TV-Sender vs. Netflix: Streit um Quoten

18.01.2016

Netflix-App auf Roku-Homepage (Matthew Keys / Flickr Creative Commons)

Der Disput zwischen US-Kabelsendern und Netflix geht in eine neue Runde. Bereits im vergangenen Herbst hatten diverse TV-Manager ihren Unmut über die Geschäftspraktiken des Streamingdienstes Luft gemacht und damit begonnen, öffentlich ihre Strategie im Umgang mit Netflix zu überdenken. Unter anderem wurde ein Netflix-Boykott diskutiert, da das Unternehmen trotz des Ausbaus seiner Eigenproduktionen (der allein 2016 sechs Milliarden US-Dollar kosten wird) weiterhin auf die Sublizenzierung von Serien der TV-Sender angewiesen ist. Eine andere Überlegung bestand darin, Netflix zu verpflichten, einen Werbespot für den jeweiligen Sender vor jeder sublinzenzierten Episode auszustrahlen.

Das Verhältnis zwischen traditioneller TV-Industrie und Netflix hat sich seitdem nicht entspannt. Im Gegenteil: Die Kabelsender sorgen sich um rückläufige Quoten und Werbeeinnahmen, während Netflix sich öffentlich für seine aggressive internationale Expansion und die Qualität seiner selbstproduzierten Serien und Filme feiert (so gab Netflix jüngst bekannt, künftig in 190 Ländern der Welt vertreten zu sein und dort alle Produktionen gleichzeitig zu veröffentlichen). Die Netflix-Serie "Narcos", so Content-Chef Ted Sarandos, sei plattformübergreifend die meistgesehene Serie des zweiten Halbjahres 2015 gewesen. TV-Sender, die angesichts des riesigen Budgets von Netflix zunehmend schwere Karten beim Einkauf von Qualitätsserien haben, ärgern solche Aussagen, da Netflix im Gegensatz zu Kabelsendern keine Einschalt, bzw. Streamingquoten vorlegt.
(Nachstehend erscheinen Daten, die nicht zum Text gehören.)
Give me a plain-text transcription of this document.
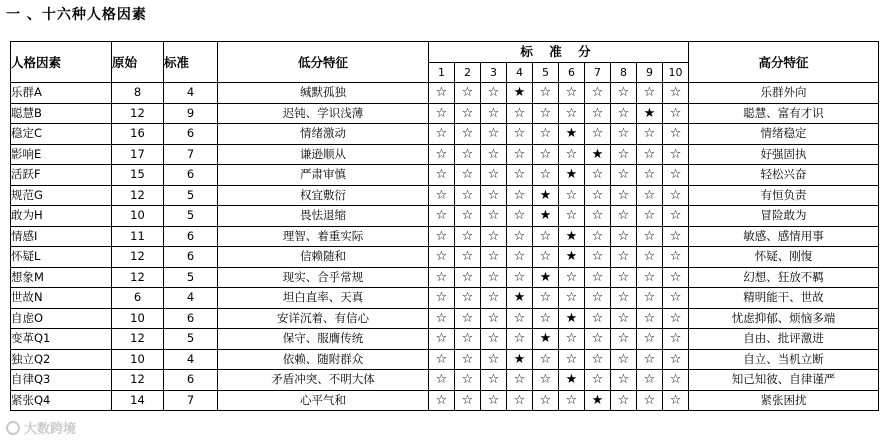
一 、十六种人格因素
人格因素	原始	标准	低分特征	标 准 分										高分特征
				1	2	3	4	5	6	7	8	9	10	
乐群A	8	4	缄默孤独	☆	☆	☆	★	☆	☆	☆	☆	☆	☆	乐群外向
聪慧B	12	9	迟钝、学识浅薄	☆	☆	☆	☆	☆	☆	☆	☆	★	☆	聪慧、富有才识
稳定C	16	6	情绪激动	☆	☆	☆	☆	☆	★	☆	☆	☆	☆	情绪稳定
影响E	17	7	谦逊顺从	☆	☆	☆	☆	☆	☆	★	☆	☆	☆	好强固执
活跃F	15	6	严肃审慎	☆	☆	☆	☆	☆	★	☆	☆	☆	☆	轻松兴奋
规范G	12	5	权宜敷衍	☆	☆	☆	☆	★	☆	☆	☆	☆	☆	有恒负责
敢为H	10	5	畏怯退缩	☆	☆	☆	☆	★	☆	☆	☆	☆	☆	冒险敢为
情感I	11	6	理智、着重实际	☆	☆	☆	☆	☆	★	☆	☆	☆	☆	敏感、感情用事
怀疑L	12	6	信赖随和	☆	☆	☆	☆	☆	★	☆	☆	☆	☆	怀疑、刚愎
想象M	12	5	现实、合乎常规	☆	☆	☆	☆	★	☆	☆	☆	☆	☆	幻想、狂放不羁
世故N	6	4	坦白直率、天真	☆	☆	☆	★	☆	☆	☆	☆	☆	☆	精明能干、世故
自虑O	10	6	安详沉着、有信心	☆	☆	☆	☆	☆	★	☆	☆	☆	☆	忧虑抑郁、烦恼多端
变革Q1	12	5	保守、服膺传统	☆	☆	☆	☆	★	☆	☆	☆	☆	☆	自由、批评激进
独立Q2	10	4	依赖、随附群众	☆	☆	☆	★	☆	☆	☆	☆	☆	☆	自立、当机立断
自律Q3	12	6	矛盾冲突、不明大体	☆	☆	☆	☆	☆	★	☆	☆	☆	☆	知己知彼、自律谨严
紧张Q4	14	7	心平气和	☆	☆	☆	☆	☆	☆	★	☆	☆	☆	紧张困扰
大数跨境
Bis auf Netflix selbst, weiß niemand genau, wieviele Leute eine Serie auf der Plattform streamen. Eigene Recherchen der Sender gehen bei "Narcos" von einer moderaten Zuschauerschaft von 3,2 Millionen aus, was kein Quantensprung im Vergleich zu TV-Serien darstellen würde. Für Netflix spielen Quoten laut Unternehmenskreisen keine Rolle, da das Geschäftsmodell auf dem Verkauf von Abos und nicht Werbezeit besteht. Dass Netflix jedoch stetig wächst und mit hohen Gagen sich die besten Regisseure, Schauspieler und Drehbuchautoren leistet, ohne ein einzigen Cent Gewinn zu machen, stört die Sender zunehmend. Vielleicht beginnt ihn langsam zu dämmern, worüber New York Times-Kolumnist Farhad Manjoo jüngst spekulierte: dass Netflix auf lange Sicht die gesamte TV-Industrie übernehmen wird so wie es Amazon einst mit dem Einzelhandel getan hat.